During an afternoon session Monday at the 2012 National Council Conference, Suzanne Button, PhD, assistant executive director at Astor Services for Children and Families, described how her agency employed evidence-based practices (EBPs) to improve outcomes and change the culture.

In 2003, Astor Services asked the staff if there was a child with whom they had “gotten stuck” on treatment approach. Nine years later, the organization has shifted from a “largely psychodynamic treatment approach” to one that uses EBPs to target both specific diagnoses and also to design treatment in milieu settings.

Now, practices such as parental interaction therapy, structural family therapy, and trauma-focused cognitive behavioral therapy have been fully integrated, using outcome measures to evaluate the effectiveness of each treatment.

While Button talked about using culture change techniques and collaborative leadership to get a big organization to shift the way that it looks at its practices.

“We’re using evidence-based practice as a specific example,” Button explained, “but this is really about how to ‘turn a big boat’ in organizational culture in mental health.”

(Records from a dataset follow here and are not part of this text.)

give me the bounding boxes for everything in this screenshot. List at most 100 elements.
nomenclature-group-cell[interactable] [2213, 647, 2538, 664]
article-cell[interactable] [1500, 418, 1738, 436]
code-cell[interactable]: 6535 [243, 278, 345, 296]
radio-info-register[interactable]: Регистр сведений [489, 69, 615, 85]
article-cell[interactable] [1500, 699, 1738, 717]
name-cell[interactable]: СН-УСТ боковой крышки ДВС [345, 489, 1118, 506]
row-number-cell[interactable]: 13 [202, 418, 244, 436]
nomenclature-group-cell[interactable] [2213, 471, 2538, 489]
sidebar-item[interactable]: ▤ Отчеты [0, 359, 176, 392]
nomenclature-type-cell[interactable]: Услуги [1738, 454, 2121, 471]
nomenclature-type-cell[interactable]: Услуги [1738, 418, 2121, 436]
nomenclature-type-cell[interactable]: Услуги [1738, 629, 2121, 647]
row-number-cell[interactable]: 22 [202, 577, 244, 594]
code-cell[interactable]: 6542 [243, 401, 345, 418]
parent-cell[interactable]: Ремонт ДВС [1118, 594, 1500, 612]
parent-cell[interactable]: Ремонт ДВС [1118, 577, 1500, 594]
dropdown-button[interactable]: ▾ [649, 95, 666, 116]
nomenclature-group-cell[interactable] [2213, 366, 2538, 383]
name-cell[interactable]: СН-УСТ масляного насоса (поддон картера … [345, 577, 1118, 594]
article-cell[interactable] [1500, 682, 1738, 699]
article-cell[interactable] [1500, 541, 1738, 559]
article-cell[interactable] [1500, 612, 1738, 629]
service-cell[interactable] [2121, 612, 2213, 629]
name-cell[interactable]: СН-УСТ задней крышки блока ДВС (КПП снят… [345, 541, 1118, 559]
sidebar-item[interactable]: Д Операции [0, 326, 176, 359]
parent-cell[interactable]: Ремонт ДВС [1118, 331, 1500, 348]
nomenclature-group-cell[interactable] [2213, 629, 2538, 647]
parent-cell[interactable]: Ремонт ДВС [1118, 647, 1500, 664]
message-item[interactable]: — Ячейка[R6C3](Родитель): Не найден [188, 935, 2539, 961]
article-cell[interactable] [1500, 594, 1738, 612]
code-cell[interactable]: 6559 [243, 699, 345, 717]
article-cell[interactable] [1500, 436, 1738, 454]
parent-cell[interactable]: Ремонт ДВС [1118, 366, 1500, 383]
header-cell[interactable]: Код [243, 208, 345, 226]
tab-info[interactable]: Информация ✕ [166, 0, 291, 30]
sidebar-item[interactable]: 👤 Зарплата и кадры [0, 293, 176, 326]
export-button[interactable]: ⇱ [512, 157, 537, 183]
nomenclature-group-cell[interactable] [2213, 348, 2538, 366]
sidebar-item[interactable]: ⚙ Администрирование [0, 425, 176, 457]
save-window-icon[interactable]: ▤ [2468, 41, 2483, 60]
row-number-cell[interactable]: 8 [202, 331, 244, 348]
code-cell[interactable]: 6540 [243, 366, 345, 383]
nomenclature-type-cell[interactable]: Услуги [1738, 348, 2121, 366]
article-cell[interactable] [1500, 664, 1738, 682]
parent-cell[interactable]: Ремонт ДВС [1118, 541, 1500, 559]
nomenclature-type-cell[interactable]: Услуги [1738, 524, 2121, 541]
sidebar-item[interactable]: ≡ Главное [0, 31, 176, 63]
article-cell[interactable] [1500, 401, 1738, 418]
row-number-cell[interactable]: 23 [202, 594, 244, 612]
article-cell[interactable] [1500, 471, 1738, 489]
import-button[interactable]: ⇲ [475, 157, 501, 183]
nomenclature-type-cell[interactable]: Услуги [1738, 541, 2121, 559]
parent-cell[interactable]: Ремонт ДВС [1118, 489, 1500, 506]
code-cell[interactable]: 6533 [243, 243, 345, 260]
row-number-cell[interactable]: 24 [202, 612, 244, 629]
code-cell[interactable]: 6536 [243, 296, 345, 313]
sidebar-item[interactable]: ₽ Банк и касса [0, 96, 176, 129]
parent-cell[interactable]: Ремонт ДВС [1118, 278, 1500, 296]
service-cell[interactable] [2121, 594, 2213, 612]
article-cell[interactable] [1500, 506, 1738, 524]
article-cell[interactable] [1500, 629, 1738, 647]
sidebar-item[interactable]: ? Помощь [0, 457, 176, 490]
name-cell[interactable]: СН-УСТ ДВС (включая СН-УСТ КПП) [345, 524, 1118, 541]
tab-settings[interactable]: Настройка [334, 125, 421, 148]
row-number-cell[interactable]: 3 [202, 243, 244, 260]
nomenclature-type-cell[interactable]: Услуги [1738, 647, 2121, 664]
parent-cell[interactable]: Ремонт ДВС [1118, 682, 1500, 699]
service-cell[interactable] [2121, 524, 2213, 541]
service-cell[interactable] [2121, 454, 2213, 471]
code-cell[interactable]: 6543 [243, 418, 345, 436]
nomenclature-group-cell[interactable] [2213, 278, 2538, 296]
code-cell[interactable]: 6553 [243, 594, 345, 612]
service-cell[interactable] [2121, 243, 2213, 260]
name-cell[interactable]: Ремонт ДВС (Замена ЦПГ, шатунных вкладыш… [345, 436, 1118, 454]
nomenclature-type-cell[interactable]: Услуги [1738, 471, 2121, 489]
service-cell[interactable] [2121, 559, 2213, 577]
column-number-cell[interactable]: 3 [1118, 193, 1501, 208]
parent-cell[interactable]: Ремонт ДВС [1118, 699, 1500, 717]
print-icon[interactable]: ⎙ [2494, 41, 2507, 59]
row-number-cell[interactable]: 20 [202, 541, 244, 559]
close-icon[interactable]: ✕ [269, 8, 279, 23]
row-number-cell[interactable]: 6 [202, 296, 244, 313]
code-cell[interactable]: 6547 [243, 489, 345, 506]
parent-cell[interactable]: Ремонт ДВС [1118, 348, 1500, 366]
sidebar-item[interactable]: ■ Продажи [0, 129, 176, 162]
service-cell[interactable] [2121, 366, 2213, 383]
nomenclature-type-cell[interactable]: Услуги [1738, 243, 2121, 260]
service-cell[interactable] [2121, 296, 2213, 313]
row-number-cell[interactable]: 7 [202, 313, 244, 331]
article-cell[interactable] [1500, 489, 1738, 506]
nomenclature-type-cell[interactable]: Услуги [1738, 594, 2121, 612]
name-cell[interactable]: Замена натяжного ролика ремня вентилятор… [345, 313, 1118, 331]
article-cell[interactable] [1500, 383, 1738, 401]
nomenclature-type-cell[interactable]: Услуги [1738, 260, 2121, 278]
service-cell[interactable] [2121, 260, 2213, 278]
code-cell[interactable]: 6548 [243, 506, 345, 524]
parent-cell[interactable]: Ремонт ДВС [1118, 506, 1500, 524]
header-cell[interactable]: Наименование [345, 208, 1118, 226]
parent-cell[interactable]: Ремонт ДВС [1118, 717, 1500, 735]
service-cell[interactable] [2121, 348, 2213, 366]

All of Astor’s clinical sites are now using practices that have evidence of success in scientific literature behind them. They have seen improvement in aggregate clinical outcomes, as well as a significant reduction in the use of restraint.

They also have seen an increase in employee satisfaction, according to Button. She said that’s due to a much more tangible feeling that “their work is working,” as practices have permeated the culture.

“We have used that to build a very collaborative, multi-level approach in our agency on transforming the organization,” she said. “Innovation has to be preceded by a culture change initiative.”

The result of that change is that along with strengthening its university partnerships, Button explained that Astor Services is also “much more infused with research” than ever before.

“People now ask for research, they ask for outcomes, they ask for a practice that works,” Button said.